毎年この時期になると、新入社員のことが話題になります。どこの会社が人気だったのか?今時の若者達の好む職場はどういう職場なのか?等々。
そして、今後の新卒採用の改善策として、以下のような言葉をよく耳にします。
若手社員が働きやすい環境を整える。
新入社員が思う存分若い力を発揮できるように。
確かに、若手社員の育成はいつの時代も難しく、おまけに離職率も高止まり。採用担当者はトップから社員を上手く育てて辞めさせないようにとの指示の下、あれこれ対策を講じていることと思います。
では、"新入社員が働きやすい職場"とは一体どんな職場なのでしょうか?
結論から言うと、僕はこの「新入社員が~」と言われることに違和感を持っています。
新入社員が働きやすい職場とは?
新入社員のために特別に何かを整える必要はないというのが僕の見解です。
なぜかというと、若手社員が働きやすい環境はなにか特別な環境だとは思わないからです。
若手社員が働きやすいと感じる職場には何か特殊な仕組みや文化があるのでしょうか?
考えたことはありますか? 若手社員が働きやすい職場はその他ベテラン社員が働きにくい職場なのか?
そんなことはないですよね。
例えば、若手社員が働きやすい環境としてよく上げられる要因に以下の10点があります。
1.上司の顔色を窺わずにハッキリ意見を言える
2.最新の情報を常に取り入れる文化がある。
3.最新のテクノロジーを組織の効率や生産性があがるように必要に応じて利用する。
4.チームの方針が明確でいちいち上司に確認しなくとも迷わずに1人で判断できる。
5.必要なマニュアルがそろっていて、特定の誰かしかわからないブラックボックス化していない。

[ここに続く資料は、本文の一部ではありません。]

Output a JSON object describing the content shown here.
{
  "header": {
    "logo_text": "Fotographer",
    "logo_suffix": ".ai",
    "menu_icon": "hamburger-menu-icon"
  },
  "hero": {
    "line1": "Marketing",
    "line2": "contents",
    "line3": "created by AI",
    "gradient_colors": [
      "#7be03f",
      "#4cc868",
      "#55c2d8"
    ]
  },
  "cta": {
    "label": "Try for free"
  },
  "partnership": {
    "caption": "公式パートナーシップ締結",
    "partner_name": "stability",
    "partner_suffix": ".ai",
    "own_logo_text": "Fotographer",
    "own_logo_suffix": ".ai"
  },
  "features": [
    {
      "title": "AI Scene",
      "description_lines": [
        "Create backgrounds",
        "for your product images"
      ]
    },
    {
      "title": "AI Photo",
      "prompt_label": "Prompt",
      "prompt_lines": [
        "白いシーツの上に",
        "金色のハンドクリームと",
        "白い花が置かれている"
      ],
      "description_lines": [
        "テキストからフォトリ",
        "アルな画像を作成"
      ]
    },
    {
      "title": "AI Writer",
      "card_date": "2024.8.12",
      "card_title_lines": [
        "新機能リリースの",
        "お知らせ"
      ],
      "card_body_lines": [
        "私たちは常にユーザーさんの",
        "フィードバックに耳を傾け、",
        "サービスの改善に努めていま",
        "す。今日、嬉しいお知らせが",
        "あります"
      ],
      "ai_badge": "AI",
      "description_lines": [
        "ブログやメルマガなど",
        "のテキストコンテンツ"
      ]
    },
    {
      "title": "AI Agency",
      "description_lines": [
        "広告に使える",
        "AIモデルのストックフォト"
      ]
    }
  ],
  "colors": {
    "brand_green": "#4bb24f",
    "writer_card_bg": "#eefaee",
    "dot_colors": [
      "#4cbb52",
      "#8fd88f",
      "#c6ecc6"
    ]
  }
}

6.役職に関わらず誰もが互いに明るい挨拶をする習慣がある。
7.上司部下の垣根が低く、分からないことがあった時には素直に教えを求められる雰囲気がある。
8.業務が手に負えず困っている社員がいたら仲間に助けを求められる仕組みがある。
9.年齢、性別、国籍等に関係なく互いの文化を尊重できる。
10.方針は一つだが、それをどんな方法で実現するのかはそれぞれ多様なやり方を認めてくれる。
これらは、若手社員にとってのみ「働きやすい」と感じることでしょうか?
ベテラン社員達はこれらのような環境下で働くことに不愉快さを覚えるでしょうか?
そんなことはないですよね。
だから、若手社員だけが働きやすい職場を目指すのではなく「自分達が」働きやすい環境を整えることを目指せばいいのです。 自分達にとっての心地よさを追求し、日頃からPDCAをまわして改善を繰り返していれば、あらためて特別な対策を打つ必要はないはずなのです。
「若手社員が働きやすい職場=在籍している社員全ての人が働きやすい職場」だと思うのです。
自分達が働きやすい職場づくりから
まだ会社で働くことに慣れていない若手社員のために!ではなく、若手社員が入社してこようとこまいと、日頃から誰もが働きやすい環境を整えておくことが大切なのです。
それは生産性が向上し業績がアップする上、働く社員の精神衛生面も改善され職場の雰囲気がよくなるからです。
それにより社員ひとりひとりのパフォーマンスが向上し、ひいては更なる業績アップに繋がるという好循環を生み出すことになるのです。
ベテランだから不愉快なことを言われても我慢しなければならない。
ベテランは非効率な業務体制にも口出しせず黙って従わなければならない。
そんなことはありませんね。
日々新たな課題が見つかったらそれを放置せず一つずつ解決していく。これは実に自然なことです。
こんな自然なことすら機能しない職場だとすると、新しく入社してくる人は「なんで?」と疑問に思うことでしょう。
そんな小さな「なぜ?」がやがてストレスの元となります。
小さな課題ひとつひとつを日頃から放置せずに解決し続ける自然な文化があれば、新しい世代が入社してくるからと特別な対策を講じる必要はないはずです。
「新入社員のため」ではなく、そこで働く自分達のために。
自分たちが自然に心地よく生産性を追求して働ける職場を日頃から目指していれば、課題は自然にひとつずつ解決し、更なる好循環を生み出すのだと思います。
みなさんの職場は、そんな自然で当たり前のことが当たり前にできる職場ですか?
最後までお読みいただきありがとうございました。